Toward the end of January, the Brace Shop shared an article about Wyoming legislation and one state senator in particular that aimed to clamp down on head injuries incurred by underage athletes. Senator Bill Landen was facing a rather ho-hum reaction from his colleagues but continued to believe that a congressional mandate for coaches to undergo specific training was another necessary step in the right direction. Arguably, the school districts had already taken it upon themselves to monitor this responsibility, but Landen wanted to go further. He’s not alone.
Down in Kansas, the issue isn’t all that different. Wichita Public Schools already have a requirement for coaches to receive additional training and for students who receive a concussion to gain written consent from their doctor before returning to whatever sport they play. But on Wednesday, Kansas senators passed a bill that would make such regulations and standards state-wide. The bill must now get approved in the House and receive the governor’s signature before it would become an official state law, but support has mobilized in favor of its passing. One story in particular was fairly motivating.

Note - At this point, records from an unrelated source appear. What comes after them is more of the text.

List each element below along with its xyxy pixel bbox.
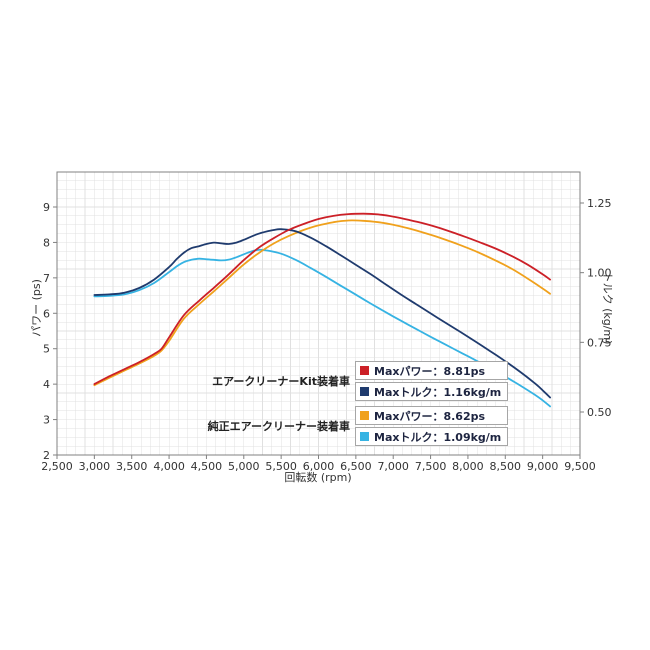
y-right-tick-label: 0.75 (587, 336, 612, 349)
y-right-tick-label: 1.00 (587, 267, 612, 280)
y-right-tick-labels: 1.25 1.00 0.75 0.50 (587, 197, 612, 419)
x-tick-label: 4,500 (191, 460, 223, 473)
y-left-axis-title: パワー (ps) (30, 279, 43, 337)
y-left-tick-label: 5 (43, 343, 50, 356)
legend: エアークリーナーKit装着車 Maxパワー：8.81ps Maxトルク：1.16… (198, 361, 509, 446)
x-tick-label: 3,000 (79, 460, 111, 473)
y-left-tick-labels: 9 8 7 6 5 4 3 2 (43, 201, 50, 462)
series-curve-0 (93, 248, 551, 408)
x-tick-labels: 2,500 3,000 3,500 4,000 4,500 5,000 5,500 6,000… (41, 460, 596, 473)
legend-group-kit-label: エアークリーナーKit装着車 (212, 375, 350, 388)
y-left-tick-label: 3 (43, 414, 50, 427)
x-tick-label: 6,500 (340, 460, 372, 473)
x-tick-label: 3,500 (116, 460, 148, 473)
legend-item-stock-power: Maxパワー：8.62ps (355, 406, 509, 425)
legend-item-stock-torque-label: Maxトルク：1.09kg/m (374, 430, 502, 444)
y-left-tick-label: 7 (43, 272, 50, 285)
legend-item-stock-power-label: Maxパワー：8.62ps (374, 409, 486, 423)
legend-item-kit-power: Maxパワー：8.81ps (355, 361, 509, 380)
x-tick-label: 8,500 (490, 460, 522, 473)
y-left-tick-label: 6 (43, 307, 50, 320)
legend-group-stock-label: 純正エアークリーナー装着車 (207, 420, 350, 433)
y-left-tick-label: 2 (43, 449, 50, 462)
x-tick-label: 9,500 (564, 460, 596, 473)
y-left-tick-label: 4 (43, 378, 50, 391)
legend-item-stock-torque: Maxトルク：1.09kg/m (355, 427, 509, 446)
series-curves (93, 212, 551, 408)
x-tick-label: 7,500 (415, 460, 447, 473)
series-curve-3 (93, 212, 551, 385)
y-right-tick-label: 0.50 (587, 406, 612, 419)
x-tick-label: 4,000 (153, 460, 185, 473)
x-axis-title: 回転数 (rpm) (284, 471, 352, 484)
x-tick-label: 7,000 (377, 460, 409, 473)
x-tick-label: 5,500 (265, 460, 297, 473)
x-tick-label: 6,000 (303, 460, 335, 473)
kit-power-swatch-icon (360, 366, 369, 375)
x-tick-label: 5,000 (228, 460, 260, 473)
x-tick-label: 9,000 (527, 460, 559, 473)
kit-torque-swatch-icon (360, 387, 369, 396)
legend-item-kit-torque: Maxトルク：1.16kg/m (355, 382, 509, 401)
y-right-tick-label: 1.25 (587, 197, 612, 210)
stock-torque-swatch-icon (360, 432, 369, 441)
y-left-tick-label: 9 (43, 201, 50, 214)
y-left-tick-label: 8 (43, 236, 50, 249)
legend-group-stock: 純正エアークリーナー装着車 Maxパワー：8.62ps Maxトルク：1.09k… (198, 406, 509, 446)
x-tick-label: 2,500 (41, 460, 73, 473)
axis-ticks (53, 202, 584, 459)
y-right-axis-title: トルク (kg/m) (601, 271, 614, 345)
legend-item-kit-torque-label: Maxトルク：1.16kg/m (374, 385, 502, 399)
series-curve-1 (93, 219, 551, 387)
stock-power-swatch-icon (360, 411, 369, 420)
legend-group-kit: エアークリーナーKit装着車 Maxパワー：8.81ps Maxトルク：1.16… (198, 361, 509, 401)
x-tick-label: 8,000 (452, 460, 484, 473)
legend-item-kit-power-label: Maxパワー：8.81ps (374, 364, 486, 378)
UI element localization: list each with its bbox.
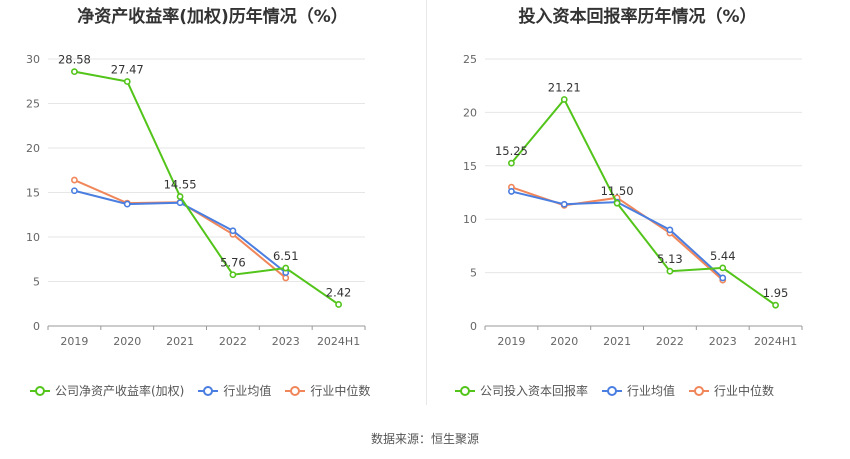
roic-series-0-point: [772, 301, 779, 309]
roic-y-tick-label: 0: [470, 320, 477, 333]
roic-series-0-data-label: 11.50: [601, 184, 634, 198]
roic-series-0-point: [666, 267, 674, 275]
roe-series-1-point: [176, 199, 184, 207]
roic-series-1-point: [560, 200, 568, 208]
roic-series-0-line: [510, 97, 777, 306]
roic-series-0-data-label: 1.95: [763, 286, 789, 300]
roe-legend-marker: [198, 385, 219, 397]
roic-legend-marker: [455, 385, 475, 397]
roe-series-1-point: [229, 227, 237, 235]
roic-x-tick-label: 2020: [550, 335, 578, 348]
roe-x-tick-label: 2024H1: [317, 335, 360, 348]
roic-legend-item[interactable]: 行业均值: [602, 382, 675, 399]
roe-x-tick-label: 2023: [272, 335, 300, 348]
roe-x-tick-label: 2021: [166, 335, 194, 348]
roe-chart-panel: 净资产收益率(加权)历年情况（%） 0 5 10 15 20 25 30 2019 2020 20…: [0, 0, 425, 410]
roe-series-0-point: [229, 271, 237, 279]
roe-series-0-point: [71, 68, 78, 76]
roe-x-tick-label: 2020: [113, 335, 141, 348]
roic-legend-label: 公司投入资本回报率: [480, 384, 589, 398]
roic-series-0-point: [613, 199, 621, 207]
roe-series-0-point: [123, 78, 131, 85]
roe-chart-plot: 0 5 10 15 20 25 30 2019 2020 2021 2022 2023 2024H1 28…: [26, 53, 366, 348]
roic-legend-label: 行业均值: [627, 384, 676, 398]
roe-y-tick-label: 30: [26, 53, 40, 66]
roe-series-0-data-label: 2.42: [326, 285, 352, 299]
roic-series-0-data-label: 15.25: [495, 144, 528, 158]
roe-y-tick-label: 0: [33, 320, 40, 333]
roic-series-1-point: [719, 274, 727, 282]
roic-x-tick-label: 2023: [709, 335, 737, 348]
roic-x-tick-label: 2019: [497, 335, 525, 348]
roe-legend-item[interactable]: 公司净资产收益率(加权): [30, 382, 184, 399]
roic-chart-plot: 0 5 10 15 20 25 2019 2020 2021 2022 2023 2024H1 15.2…: [463, 53, 803, 348]
roe-y-tick-label: 20: [26, 142, 40, 155]
roe-legend-label: 公司净资产收益率(加权): [55, 384, 185, 398]
roic-series-0-data-label: 5.13: [657, 252, 683, 266]
roic-y-tick-label: 25: [463, 53, 477, 66]
roe-legend-item[interactable]: 行业中位数: [285, 382, 370, 399]
roe-y-tick-label: 5: [33, 276, 40, 289]
roe-series-0-data-label: 28.58: [58, 53, 91, 67]
roe-series-0-point: [176, 193, 184, 200]
roe-series-1-point: [71, 187, 78, 195]
roic-legend-marker: [602, 385, 623, 397]
roic-chart-panel: 投入资本回报率历年情况（%） 0 5 10 15 20 25 2019 2020 2021 202…: [425, 0, 850, 410]
roic-series-0-point: [560, 96, 568, 103]
roe-series-0-line: [74, 70, 340, 306]
roe-x-tick-label: 2019: [60, 335, 88, 348]
roic-series-0-data-label: 21.21: [548, 80, 581, 94]
roic-series-1-point: [508, 188, 515, 195]
roe-legend-label: 行业均值: [223, 384, 272, 398]
roic-series-0-data-label: 5.44: [710, 249, 736, 263]
roic-legend-label: 行业中位数: [714, 384, 775, 398]
roic-series-0-point: [719, 264, 727, 272]
roe-series-1-point: [123, 200, 131, 208]
roic-y-tick-label: 10: [463, 213, 477, 226]
roe-chart-legend: 公司净资产收益率(加权) 行业均值 行业中位数: [30, 382, 370, 399]
roe-series-0-data-label: 6.51: [273, 249, 299, 263]
roe-series-0-data-label: 5.76: [220, 256, 246, 270]
roic-chart-title: 投入资本回报率历年情况（%）: [518, 7, 757, 27]
roic-y-tick-label: 5: [470, 267, 477, 280]
roe-series-0-data-label: 27.47: [111, 63, 144, 77]
roic-legend-item[interactable]: 行业中位数: [689, 382, 774, 399]
roe-x-tick-label: 2022: [219, 335, 247, 348]
roic-series-1-point: [666, 226, 674, 234]
roic-x-tick-label: 2024H1: [754, 335, 797, 348]
roe-legend-item[interactable]: 行业均值: [198, 382, 271, 399]
roe-chart-title: 净资产收益率(加权)历年情况（%）: [77, 7, 348, 27]
roe-y-tick-label: 15: [26, 187, 40, 200]
roic-legend-item[interactable]: 公司投入资本回报率: [455, 382, 588, 399]
roic-legend-marker: [689, 385, 710, 397]
roic-x-tick-label: 2021: [603, 335, 631, 348]
roe-series-0-point: [335, 301, 342, 308]
roe-legend-marker: [285, 385, 306, 397]
roe-y-tick-label: 10: [26, 231, 40, 244]
data-source-note: 数据来源：恒生聚源: [370, 432, 479, 446]
roic-y-tick-label: 15: [463, 160, 477, 173]
roic-chart-legend: 公司投入资本回报率 行业均值 行业中位数: [455, 382, 774, 399]
roe-series-2-point: [71, 176, 78, 184]
roe-series-0-data-label: 14.55: [164, 178, 197, 192]
panel-divider: [426, 0, 427, 405]
roe-series-2-point: [282, 274, 290, 282]
roe-y-tick-label: 25: [26, 98, 40, 111]
roic-series-0-point: [508, 159, 515, 167]
roic-y-tick-label: 20: [463, 106, 477, 119]
roe-series-0-point: [282, 264, 290, 272]
roic-x-tick-label: 2022: [656, 335, 684, 348]
roe-legend-marker: [30, 385, 50, 397]
roe-legend-label: 行业中位数: [310, 384, 371, 398]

Nathan Stiles was a high school senior in northeast Kansas in 2010 who died after getting back on the field within a month of his concussion. Had a law like this been in place, Stiles would not have been permitted to re-enter so quickly and he might be a rookie star in college. The tragedy, of course, is that death can often be a tricky cause for initiating policies that affect the greater public. But whether or not the law passes in Kansas, it’s clear that states in the midwest are taking the head injury problem seriously. Others may soon follow.